Matthew 24:36-44 is part of a much larger passage, usually called the Olivet discourse, which discusses both events that transpired in the first century A.D. and those which as of yet have not come to pass.

Matthew 26:36-44, an appropriate text for the first Sunday in Advent, clearly falls in the latter category being a discussion of the return of Christ and the events that will accompany that return. 

Matthew 26:36, which is the Matthean form of Mark 13:32, presents us with Jesus telling his disciples that neither angels, nor ordinary human beings, nor even he himself, know the timing of his Return or Second Coming. Only the Father knows such things. This should, of course, have put an end to theological weather forecasting about the timing of the second Advent, but alas, pious curiosity is always given to speculation. But there is a difference between having great expectations, trusting God’s word is true, and making calculations, or even prognostications, which involves the second order activity of human speculation. Jesus does not encourage the latter, whilst he certainly instills in his disciples the “Blessed Hope” that he will return one day to raise the quick and dead, as the creeds affirm.

Verses 37-38 draws an analogy suggesting that the days of Christ’s return will be rather like the days of Noah when the flood came. We may well ask, “How so?”  Jesus is not returning to send a vast flood upon the earth. What the analogy is meant to convey is in each case, judgment came in the form of an event which caught the unprepared by surprise. More to the point, remembering the story of Noah, there were a host of sinful humans taken away, swept away by the flood, while Noah’s family was “left behind,” safe and sound on board the ark. 

Likewise says Jesus, when he returns, many will be taken away in judgment, but some will be left behind. This analogy with the story of Noah makes perfectly clear that Jesus is not suggesting that those taken away are more fortunate than those “left behind.” To the contrary, those taken away are taken away from judgment, while those left behind are wiping their brows, thankful that they have survived “the Great and terrible Day of the Lord.”

There is no encouragement here for dispensational theologies about the rapture of the faithful, and the judgment of those left behind on the earth. To the contrary, the polarity of the saying “two will be in the field, one will be taken one left behind.” Two women will be grinding at the mill, one will be taken, one left behind is just the opposite of the dispensational reading of the text. The left behind are those blessed who have escaped the great judgment just as Noah’s family escaped the flood.

The prudential advice, based on the predictions in verses 36-41, then is that the faithful must stay vigilant and awake, knowing that Christ will return, though the timing remains unknown. The phrase “the day or hour,” or even just the phrase “the hour,” simply means the timing. It is not suggesting that the general time frame of Christ’s return can be known in advance, but that the specific day or hour is obscure.

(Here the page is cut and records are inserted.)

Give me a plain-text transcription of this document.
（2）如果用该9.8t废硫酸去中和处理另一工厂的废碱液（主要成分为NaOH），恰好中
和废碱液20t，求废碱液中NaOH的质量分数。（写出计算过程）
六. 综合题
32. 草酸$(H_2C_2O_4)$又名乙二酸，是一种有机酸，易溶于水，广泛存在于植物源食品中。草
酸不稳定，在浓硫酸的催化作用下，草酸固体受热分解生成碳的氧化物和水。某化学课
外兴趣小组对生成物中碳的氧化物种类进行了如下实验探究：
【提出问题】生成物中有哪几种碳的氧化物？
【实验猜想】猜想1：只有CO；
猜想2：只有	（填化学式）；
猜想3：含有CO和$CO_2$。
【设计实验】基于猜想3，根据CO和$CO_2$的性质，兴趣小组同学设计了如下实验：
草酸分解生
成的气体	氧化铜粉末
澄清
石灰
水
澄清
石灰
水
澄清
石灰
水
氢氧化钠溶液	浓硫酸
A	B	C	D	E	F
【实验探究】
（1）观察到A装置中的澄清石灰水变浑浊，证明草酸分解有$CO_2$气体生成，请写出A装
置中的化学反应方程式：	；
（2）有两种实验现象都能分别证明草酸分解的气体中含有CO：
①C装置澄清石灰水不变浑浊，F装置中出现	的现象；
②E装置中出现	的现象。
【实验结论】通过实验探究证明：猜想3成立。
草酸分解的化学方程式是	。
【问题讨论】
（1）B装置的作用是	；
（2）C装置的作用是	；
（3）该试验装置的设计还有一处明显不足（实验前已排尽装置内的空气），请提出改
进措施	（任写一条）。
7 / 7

Here, as is always the case, God reveals enough about the future to give us hope, but not so much that we do not have to live and walk by faith day after day. We have assurance about the things hoped for, and conviction about the things not yet seen, but what we do not have is a timetable in the Scriptures, nor would that have been very helpful to the faithful anyway. The person who knows for sure he will die in two days may well do all sorts of things out of character because he has a firm deadline before him and throws caution to the wind. Likewise, even a Christian person who knows Christ will certainly not return in his lifetime may well be tempted to throw caution and his morals to the wind.

The analogy of Christ’s return being like a thief in the night is an important one, and we find it also used elsewhere (e.g. 1 Thessalonians 5:2). The imagery itself implies an arrival at an unexpected or surprising time, hence the exhortation to stay awake. As verse 44 says, he will come at an unexpected time.

In the days before cell phones (B.C. as I like to call them), my grandparents used to call us up and tell us they were coming for a visit. Since they sometimes stopped various places along the way, we were not sure when they would arrive. This meant we had to always be awake and ready. It was the certainty of the coming, not the timing which motivated this behavior of being ready at any moment. So it is as well in the exhortation in Matthew 24:36-44.